FIG. 3 is an overall circuit block diagram of the present invention, and FIG. 4 shows data array conversion. 1: memory space 2: divided block 3: polygon 4a-4d: memory module 5a, 5b: straight line generator 6a, 6b: address decoder 7: pattern generator 8: input multiplexer 9: output multiplexer 10: flag memory

Claims (1)

[Claims] 1. In a filling method for filling a space between two points where a polygonal contour line intersects a horizontal axis, a storage element consisting of bits corresponding to the area of a quadrangle surrounding the polygon is provided, and the area of the quadrangle is arbitrary. The number of outputs corresponding to the horizontal axis and the vertical axis of the divided area are set in order to provide a memory circuit with input / output signals equal to the number of all bits included in the divided area.
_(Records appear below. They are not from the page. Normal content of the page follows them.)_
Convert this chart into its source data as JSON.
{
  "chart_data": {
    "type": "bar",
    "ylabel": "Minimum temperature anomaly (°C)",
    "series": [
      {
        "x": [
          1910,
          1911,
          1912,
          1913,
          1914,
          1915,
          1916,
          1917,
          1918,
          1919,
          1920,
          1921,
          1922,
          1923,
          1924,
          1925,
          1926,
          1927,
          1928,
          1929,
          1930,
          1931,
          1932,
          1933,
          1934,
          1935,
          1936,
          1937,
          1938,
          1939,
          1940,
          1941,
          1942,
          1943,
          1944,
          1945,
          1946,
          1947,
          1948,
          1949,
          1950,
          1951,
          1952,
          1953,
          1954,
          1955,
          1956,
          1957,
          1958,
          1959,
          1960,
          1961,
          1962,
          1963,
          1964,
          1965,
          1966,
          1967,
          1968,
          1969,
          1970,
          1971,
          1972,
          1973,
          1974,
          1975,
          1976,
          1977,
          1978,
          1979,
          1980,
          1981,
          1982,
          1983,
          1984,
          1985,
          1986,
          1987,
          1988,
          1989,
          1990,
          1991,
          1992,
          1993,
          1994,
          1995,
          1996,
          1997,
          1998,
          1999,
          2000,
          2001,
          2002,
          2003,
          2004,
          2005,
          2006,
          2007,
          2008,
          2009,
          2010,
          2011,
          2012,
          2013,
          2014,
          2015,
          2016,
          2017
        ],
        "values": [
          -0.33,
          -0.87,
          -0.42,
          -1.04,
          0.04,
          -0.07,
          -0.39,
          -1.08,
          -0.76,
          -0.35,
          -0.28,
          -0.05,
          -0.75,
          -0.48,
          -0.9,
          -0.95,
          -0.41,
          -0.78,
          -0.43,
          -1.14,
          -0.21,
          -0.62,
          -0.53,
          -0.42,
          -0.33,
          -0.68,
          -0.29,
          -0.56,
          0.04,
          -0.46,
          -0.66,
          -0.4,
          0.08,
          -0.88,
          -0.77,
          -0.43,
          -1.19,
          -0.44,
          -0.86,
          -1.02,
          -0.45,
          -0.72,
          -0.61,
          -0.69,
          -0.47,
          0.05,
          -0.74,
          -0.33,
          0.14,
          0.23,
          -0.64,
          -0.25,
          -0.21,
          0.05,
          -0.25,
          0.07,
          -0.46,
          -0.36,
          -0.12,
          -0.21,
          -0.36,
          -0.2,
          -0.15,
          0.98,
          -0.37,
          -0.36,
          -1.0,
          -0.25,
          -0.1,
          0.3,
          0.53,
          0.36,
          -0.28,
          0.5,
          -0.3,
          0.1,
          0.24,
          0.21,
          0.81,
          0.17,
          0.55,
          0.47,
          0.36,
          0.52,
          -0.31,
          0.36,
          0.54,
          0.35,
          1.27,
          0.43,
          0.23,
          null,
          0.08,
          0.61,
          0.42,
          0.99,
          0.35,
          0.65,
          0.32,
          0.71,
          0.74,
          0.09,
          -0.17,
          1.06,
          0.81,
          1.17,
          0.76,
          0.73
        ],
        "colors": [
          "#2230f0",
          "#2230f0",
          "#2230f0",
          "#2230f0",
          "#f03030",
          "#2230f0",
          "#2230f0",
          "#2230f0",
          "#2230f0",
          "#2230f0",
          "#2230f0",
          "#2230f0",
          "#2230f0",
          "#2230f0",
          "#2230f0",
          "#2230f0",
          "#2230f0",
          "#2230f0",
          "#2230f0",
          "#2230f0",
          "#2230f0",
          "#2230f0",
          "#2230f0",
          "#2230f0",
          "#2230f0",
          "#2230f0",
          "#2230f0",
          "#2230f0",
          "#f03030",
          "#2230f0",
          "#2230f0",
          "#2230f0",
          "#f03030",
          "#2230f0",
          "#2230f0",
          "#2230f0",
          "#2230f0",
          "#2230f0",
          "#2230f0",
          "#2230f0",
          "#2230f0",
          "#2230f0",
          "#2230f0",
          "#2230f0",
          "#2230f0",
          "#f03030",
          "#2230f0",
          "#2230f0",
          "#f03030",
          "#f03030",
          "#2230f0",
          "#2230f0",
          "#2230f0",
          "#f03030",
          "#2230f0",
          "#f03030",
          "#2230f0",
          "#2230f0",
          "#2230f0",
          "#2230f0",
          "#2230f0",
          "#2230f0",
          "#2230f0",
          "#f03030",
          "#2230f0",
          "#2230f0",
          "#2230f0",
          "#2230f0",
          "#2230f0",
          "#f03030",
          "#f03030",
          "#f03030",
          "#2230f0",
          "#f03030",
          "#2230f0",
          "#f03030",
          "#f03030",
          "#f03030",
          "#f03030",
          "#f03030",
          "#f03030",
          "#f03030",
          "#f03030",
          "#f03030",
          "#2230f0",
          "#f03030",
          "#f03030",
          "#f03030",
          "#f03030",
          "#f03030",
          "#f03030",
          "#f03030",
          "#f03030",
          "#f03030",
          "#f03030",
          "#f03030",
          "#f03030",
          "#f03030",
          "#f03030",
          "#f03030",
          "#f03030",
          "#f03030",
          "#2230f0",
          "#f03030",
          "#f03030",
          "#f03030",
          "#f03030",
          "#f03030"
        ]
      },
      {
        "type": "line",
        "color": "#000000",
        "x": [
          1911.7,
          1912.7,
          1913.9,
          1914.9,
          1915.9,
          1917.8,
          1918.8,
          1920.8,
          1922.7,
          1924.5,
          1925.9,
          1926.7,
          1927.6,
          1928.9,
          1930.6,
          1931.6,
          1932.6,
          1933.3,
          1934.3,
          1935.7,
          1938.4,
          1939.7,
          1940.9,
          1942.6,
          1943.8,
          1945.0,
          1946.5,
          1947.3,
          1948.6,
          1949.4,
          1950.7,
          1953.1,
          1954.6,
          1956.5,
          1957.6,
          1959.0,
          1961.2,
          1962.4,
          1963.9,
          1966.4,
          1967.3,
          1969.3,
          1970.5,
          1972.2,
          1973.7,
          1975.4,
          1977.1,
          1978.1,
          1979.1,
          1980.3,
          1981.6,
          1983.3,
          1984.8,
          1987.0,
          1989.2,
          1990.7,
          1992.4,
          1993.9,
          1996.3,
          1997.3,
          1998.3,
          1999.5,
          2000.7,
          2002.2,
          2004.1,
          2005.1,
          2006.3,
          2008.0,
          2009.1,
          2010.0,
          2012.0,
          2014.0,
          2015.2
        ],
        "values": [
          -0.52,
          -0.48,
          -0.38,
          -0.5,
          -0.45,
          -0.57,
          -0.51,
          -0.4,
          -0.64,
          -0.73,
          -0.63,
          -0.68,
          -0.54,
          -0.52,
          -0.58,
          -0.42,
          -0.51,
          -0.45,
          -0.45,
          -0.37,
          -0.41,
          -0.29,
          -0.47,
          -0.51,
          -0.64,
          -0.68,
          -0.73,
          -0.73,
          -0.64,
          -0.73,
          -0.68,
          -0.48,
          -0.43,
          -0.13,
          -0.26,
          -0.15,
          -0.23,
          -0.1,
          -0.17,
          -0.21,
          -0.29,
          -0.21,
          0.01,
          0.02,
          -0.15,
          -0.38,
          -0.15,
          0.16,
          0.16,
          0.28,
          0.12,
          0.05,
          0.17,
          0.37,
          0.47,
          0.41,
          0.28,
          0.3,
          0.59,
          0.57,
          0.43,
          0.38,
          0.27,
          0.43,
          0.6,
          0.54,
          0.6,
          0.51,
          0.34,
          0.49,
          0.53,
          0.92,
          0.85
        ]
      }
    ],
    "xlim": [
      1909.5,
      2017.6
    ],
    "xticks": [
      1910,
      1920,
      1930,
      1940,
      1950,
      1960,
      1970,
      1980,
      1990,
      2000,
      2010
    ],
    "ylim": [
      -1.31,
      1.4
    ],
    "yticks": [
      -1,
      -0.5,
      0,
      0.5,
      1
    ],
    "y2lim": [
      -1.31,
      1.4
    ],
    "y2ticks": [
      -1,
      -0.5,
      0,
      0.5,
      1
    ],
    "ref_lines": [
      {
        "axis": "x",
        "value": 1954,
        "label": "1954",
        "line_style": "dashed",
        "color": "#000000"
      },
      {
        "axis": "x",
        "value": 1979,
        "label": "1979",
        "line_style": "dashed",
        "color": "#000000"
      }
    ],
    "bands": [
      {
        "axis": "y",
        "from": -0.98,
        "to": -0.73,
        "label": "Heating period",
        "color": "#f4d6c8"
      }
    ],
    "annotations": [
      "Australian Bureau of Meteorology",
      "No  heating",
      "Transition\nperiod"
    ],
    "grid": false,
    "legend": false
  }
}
The memory element is composed of a number of memory cells, and a fill pattern consisting of a one-dimensional array is stored in this memory circuit. When the fill process is completed, two-dimensional array data equal to the number of bits of the divided area is once stored from this memory circuit. The first means for outputting to and the process of filling between two points on the horizontal axis, divide the divided area into blocks and write to that block. If there is, a polygon-filling information having a second means for providing a storage element for setting a write flag, determining the presence or absence of this flag at the time of output, and outputting only the two-dimensional array data of the block having the flag Output method.